De acordo com a ministra do Desenvolvimento Social e Combate à Fome, Tereza Campello, um programa será montado com o mesmo modelo de gestão do Programa de Aceleração do Crescimento (PAC). As principais frentes serão a inclusão produtiva, a ampliação de rede de serviços e a transferência de renda. “Vamos construir um modelo de gestão com metas de condições de monitoramento claras, para prestar contas à sociedade e à imprensa sobre o andamento dessas metas”, explicou.
Um comitê gestor foi criado no centro do governo.
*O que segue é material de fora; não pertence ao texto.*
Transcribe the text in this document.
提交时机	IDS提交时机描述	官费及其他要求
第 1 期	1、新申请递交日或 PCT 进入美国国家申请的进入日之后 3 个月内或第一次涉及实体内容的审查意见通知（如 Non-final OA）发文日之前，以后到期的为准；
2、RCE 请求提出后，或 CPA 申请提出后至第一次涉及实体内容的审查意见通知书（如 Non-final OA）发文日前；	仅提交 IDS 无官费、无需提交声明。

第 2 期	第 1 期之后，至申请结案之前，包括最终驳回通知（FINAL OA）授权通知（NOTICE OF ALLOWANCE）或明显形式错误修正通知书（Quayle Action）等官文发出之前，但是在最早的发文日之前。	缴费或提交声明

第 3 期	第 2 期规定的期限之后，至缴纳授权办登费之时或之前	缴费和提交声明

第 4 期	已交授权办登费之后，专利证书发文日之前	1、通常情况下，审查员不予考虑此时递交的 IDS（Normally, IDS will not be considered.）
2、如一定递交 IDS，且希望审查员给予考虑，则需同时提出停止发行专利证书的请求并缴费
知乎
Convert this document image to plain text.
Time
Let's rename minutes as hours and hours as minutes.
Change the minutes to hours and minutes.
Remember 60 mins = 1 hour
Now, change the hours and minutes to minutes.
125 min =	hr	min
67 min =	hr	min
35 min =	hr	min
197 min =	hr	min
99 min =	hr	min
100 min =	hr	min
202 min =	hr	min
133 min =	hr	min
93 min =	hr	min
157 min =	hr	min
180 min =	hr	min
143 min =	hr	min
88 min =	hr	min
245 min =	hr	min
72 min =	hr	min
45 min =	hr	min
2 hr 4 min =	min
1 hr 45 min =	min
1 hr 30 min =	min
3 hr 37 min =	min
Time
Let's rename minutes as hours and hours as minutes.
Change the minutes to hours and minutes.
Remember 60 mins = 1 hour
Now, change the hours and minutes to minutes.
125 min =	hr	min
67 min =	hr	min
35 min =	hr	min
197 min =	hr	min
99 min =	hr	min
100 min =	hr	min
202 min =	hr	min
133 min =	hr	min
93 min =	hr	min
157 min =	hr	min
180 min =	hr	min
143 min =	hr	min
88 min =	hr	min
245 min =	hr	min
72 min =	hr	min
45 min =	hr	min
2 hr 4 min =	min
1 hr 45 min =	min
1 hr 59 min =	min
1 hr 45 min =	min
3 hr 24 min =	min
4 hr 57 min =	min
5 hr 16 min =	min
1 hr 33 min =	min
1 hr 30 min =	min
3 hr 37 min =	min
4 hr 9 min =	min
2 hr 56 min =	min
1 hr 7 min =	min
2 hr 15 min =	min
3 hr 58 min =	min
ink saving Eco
Ele será coordenado pelo MDS e ainda terá a colaboração de oito pastas. “Vamos organizar, no próximo período, essas metas e trabalhar em reuniões bilaterais. No comitê gestor, vamos organizar o desenho do programa e apresentá-lo à sociedade e aos parceiros estratégicos, entre eles os governos estaduais e municipais”, afirmou. A exemplo do PAC, o programa deverá agrupar outras ações implantadas por governos anteriores. Mas, segundo Tereza Campello, “não se trata apenas de uma soma de programas”.
Apesar de não ter um nome definido para o programa, o governo decidiu que ele terá como secretária executiva Ana Fonseca, umas das organizadoras do Bolsa Família. “Estamos trabalhando no sentido de universalizar a rede de serviços. Essa é uma expectativa do governo. Não vamos atacar a agenda da pobreza apenas com políticas de transferência de renda. Nossa agenda é de inclusão social e produtiva, de ampliação da rede de serviços públicos, de saneamento, oferta de água, saúde, educação e qualificação profissional”, disse a secretária.
Com a reunião desta quinta-feira (06/01), iniciou-se o período de coleta de sugestões dos integrantes do novo governo. A expectativa é que uma nova reunião ocorra na próxima semana e que, a partir daí, elas sejam realizadas com mais regularidade.